How Does Depression In the Elderly Differ From Depression in Younger Adults?
Depression impacts older people differently than younger people. In the elderly, depression often occurs with other medical illnesses and disabilities and lasts longer.
Depression in the elderly often increases their risk of cardiac diseases. Depression is associated with an increased risk of cardiac diseases and an increased risk of death from illness. At the same time, depression reduces an elderly person's ability to rehabilitate. Studies of nursing home patients with physical illnesses have shown that the presence of depression substantially increases the likelihood of death from those illnesses. Depression also has been associated with increased risk of death following a heart attack. For that reason, it is important to make sure that an elderly person you are concerned about is evaluated and treated, even if the depression is mild.
Using a series of standard questions, a primary care doctor can provide an effective screening for depression, allowing for better diagnosis and treatment.

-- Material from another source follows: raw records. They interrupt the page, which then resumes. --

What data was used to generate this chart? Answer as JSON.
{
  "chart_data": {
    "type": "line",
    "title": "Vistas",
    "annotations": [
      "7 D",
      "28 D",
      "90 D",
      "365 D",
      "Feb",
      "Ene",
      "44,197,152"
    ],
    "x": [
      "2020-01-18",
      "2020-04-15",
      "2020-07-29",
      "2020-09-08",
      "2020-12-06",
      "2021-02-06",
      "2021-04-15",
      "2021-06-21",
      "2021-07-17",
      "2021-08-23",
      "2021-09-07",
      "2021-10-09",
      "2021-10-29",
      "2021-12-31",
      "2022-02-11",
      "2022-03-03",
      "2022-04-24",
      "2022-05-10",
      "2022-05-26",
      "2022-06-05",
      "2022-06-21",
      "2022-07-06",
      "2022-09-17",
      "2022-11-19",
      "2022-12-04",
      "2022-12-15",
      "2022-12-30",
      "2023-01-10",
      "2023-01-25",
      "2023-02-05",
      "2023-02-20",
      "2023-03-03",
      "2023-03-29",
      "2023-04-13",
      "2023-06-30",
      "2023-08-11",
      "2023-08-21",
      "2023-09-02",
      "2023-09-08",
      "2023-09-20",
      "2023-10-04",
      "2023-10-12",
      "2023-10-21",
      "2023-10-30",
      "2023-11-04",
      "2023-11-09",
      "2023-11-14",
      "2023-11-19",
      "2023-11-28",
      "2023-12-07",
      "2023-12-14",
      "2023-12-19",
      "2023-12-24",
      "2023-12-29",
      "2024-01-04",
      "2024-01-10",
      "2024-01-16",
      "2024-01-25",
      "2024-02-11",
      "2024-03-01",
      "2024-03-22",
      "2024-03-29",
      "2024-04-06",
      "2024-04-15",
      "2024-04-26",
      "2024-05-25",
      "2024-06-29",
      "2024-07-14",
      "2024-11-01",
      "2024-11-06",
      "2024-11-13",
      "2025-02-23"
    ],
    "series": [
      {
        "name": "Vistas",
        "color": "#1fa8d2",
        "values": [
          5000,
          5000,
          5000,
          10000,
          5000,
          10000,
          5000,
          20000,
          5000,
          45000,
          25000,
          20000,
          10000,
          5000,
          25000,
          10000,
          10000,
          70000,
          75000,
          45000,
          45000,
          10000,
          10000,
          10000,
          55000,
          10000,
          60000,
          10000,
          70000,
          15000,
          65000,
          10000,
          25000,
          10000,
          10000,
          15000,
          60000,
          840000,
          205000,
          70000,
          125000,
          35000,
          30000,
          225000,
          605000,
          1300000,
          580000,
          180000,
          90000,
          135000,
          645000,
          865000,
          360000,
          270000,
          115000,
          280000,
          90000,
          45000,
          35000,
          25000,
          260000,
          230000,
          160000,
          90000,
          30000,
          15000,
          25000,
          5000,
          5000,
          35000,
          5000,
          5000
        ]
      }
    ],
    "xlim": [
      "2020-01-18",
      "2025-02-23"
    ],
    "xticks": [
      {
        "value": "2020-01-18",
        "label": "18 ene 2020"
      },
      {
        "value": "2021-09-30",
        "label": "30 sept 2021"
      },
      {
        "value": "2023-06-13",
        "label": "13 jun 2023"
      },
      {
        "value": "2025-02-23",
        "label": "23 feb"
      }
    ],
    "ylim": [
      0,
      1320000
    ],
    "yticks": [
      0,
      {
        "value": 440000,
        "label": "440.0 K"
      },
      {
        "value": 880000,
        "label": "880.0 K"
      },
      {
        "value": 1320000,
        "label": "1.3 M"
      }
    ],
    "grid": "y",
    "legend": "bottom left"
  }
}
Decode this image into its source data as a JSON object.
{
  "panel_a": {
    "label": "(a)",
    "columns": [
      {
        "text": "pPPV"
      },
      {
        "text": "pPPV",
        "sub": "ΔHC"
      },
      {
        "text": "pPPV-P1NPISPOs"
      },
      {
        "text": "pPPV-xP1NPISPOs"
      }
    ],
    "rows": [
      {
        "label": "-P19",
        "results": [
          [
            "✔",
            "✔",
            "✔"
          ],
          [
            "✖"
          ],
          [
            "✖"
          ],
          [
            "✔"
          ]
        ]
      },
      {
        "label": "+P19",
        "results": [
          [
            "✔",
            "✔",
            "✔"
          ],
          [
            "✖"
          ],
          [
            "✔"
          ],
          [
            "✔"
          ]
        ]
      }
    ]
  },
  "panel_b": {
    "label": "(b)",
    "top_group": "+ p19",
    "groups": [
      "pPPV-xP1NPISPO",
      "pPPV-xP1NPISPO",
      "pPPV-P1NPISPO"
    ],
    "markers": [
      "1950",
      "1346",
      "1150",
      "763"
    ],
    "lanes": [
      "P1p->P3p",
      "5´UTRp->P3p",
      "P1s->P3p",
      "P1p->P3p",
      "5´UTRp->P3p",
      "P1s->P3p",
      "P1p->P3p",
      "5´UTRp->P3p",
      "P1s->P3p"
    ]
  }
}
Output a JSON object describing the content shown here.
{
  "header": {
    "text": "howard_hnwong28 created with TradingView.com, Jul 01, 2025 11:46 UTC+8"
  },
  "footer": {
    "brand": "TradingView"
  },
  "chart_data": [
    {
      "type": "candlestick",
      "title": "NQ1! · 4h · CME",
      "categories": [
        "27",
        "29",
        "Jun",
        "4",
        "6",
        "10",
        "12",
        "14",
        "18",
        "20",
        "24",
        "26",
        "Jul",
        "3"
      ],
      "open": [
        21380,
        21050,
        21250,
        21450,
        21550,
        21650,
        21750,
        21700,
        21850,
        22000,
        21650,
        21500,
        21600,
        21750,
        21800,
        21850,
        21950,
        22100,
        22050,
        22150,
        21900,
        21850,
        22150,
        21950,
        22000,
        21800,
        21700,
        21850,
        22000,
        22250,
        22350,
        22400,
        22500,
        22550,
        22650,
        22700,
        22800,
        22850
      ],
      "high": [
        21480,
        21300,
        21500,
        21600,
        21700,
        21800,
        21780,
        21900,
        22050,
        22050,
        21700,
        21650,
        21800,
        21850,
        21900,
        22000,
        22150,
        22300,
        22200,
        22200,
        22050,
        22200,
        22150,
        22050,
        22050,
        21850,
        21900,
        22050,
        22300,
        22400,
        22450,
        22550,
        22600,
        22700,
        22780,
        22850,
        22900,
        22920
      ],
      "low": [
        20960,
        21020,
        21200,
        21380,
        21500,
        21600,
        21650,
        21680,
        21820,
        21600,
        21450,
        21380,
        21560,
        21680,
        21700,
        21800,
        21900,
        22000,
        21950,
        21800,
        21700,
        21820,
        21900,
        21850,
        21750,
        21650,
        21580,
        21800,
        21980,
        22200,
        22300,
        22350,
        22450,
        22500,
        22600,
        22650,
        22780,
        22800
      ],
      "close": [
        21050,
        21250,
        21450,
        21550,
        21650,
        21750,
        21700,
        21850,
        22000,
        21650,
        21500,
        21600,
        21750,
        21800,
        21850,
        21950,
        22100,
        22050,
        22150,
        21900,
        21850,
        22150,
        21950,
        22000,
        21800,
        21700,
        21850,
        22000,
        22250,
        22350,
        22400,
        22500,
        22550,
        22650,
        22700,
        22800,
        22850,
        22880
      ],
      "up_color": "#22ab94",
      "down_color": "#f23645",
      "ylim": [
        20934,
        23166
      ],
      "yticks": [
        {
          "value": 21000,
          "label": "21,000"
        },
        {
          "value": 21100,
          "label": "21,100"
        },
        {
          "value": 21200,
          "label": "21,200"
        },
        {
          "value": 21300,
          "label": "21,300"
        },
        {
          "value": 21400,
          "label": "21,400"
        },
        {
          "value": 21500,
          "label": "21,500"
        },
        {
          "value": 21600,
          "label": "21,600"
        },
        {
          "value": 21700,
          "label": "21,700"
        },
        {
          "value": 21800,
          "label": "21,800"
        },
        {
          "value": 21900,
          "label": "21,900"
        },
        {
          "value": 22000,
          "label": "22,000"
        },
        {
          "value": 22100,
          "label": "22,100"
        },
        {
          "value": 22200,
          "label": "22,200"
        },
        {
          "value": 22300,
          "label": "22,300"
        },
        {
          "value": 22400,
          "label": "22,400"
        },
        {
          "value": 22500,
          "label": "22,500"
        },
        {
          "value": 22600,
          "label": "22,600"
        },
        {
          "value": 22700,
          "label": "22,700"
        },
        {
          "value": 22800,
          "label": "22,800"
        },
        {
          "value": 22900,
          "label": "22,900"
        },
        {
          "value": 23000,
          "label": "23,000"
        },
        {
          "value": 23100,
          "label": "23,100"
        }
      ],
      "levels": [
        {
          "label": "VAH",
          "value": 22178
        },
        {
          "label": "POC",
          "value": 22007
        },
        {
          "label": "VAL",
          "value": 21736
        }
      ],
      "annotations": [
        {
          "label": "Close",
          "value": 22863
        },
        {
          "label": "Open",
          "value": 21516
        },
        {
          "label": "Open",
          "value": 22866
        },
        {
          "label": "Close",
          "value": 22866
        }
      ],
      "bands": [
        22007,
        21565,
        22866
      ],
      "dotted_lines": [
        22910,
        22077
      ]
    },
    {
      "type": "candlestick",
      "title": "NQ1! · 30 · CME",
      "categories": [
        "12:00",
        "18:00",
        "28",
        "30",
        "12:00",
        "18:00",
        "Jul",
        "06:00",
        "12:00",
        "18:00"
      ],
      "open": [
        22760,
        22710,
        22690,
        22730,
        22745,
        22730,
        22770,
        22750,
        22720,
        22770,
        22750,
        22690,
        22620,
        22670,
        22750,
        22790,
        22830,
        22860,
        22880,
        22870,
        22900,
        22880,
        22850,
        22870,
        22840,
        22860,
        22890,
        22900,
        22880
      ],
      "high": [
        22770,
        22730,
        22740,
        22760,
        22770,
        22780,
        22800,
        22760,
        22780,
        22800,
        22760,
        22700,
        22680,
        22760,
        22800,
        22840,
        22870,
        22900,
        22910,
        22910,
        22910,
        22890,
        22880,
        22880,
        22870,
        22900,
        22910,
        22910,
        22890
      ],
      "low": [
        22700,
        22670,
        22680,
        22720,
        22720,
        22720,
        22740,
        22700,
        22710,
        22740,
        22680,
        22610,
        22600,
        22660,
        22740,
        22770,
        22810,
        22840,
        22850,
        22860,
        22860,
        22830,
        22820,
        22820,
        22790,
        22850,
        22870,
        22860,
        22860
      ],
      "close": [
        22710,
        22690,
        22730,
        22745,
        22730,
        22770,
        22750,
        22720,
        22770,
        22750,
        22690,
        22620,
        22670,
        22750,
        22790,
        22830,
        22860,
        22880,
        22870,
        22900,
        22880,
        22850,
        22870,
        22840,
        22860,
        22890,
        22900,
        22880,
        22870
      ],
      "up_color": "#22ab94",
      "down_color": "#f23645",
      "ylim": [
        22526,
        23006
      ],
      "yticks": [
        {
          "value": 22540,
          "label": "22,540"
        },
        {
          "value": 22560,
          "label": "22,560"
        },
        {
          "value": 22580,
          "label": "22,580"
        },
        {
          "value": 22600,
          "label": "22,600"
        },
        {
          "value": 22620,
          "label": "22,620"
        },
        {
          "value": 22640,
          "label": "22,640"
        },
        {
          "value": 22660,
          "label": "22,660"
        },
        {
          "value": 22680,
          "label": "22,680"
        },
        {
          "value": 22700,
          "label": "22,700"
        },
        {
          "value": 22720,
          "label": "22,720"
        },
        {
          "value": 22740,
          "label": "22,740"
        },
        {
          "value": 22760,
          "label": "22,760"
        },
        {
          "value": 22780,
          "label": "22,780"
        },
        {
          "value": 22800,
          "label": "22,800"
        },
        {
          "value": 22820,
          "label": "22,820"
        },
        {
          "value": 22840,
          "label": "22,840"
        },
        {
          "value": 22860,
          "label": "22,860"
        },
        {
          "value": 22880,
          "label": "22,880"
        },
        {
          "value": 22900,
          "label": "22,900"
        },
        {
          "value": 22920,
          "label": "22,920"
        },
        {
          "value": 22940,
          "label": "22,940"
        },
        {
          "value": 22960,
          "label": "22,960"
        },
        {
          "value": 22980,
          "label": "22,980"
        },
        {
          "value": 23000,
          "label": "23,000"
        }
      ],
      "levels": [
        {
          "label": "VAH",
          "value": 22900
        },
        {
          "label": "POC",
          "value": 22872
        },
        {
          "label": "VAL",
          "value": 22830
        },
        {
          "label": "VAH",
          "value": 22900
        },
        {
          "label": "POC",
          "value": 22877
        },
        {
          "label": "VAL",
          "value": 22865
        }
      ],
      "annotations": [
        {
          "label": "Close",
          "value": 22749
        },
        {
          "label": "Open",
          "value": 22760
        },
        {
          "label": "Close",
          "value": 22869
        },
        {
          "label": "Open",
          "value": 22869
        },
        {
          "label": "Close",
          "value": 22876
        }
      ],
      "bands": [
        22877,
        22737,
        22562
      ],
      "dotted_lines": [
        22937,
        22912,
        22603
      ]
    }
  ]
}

Doctors are encouraged to routinely screen for depression. This can happen during a visit for a chronic illness or at a wellness visit.
Depression also increases the risk of suicide, especially in elderly white men. The suicide rate in people ages 80 to 84 is more than twice that of the general population. The National Institute of Mental Health considers depression in people age 65 and older to be a major public health problem.
In addition, advancing age is often accompanied by loss of social support systems due to the death of a spouse or siblings, retirement, or relocation of residence. Because of changes in an elderly person's circumstances and the fact that elderly people are expected to slow down, doctors and family may miss the signs of depression. As a result, effective treatment often gets delayed, forcing many elderly people to struggle unnecessarily with depression.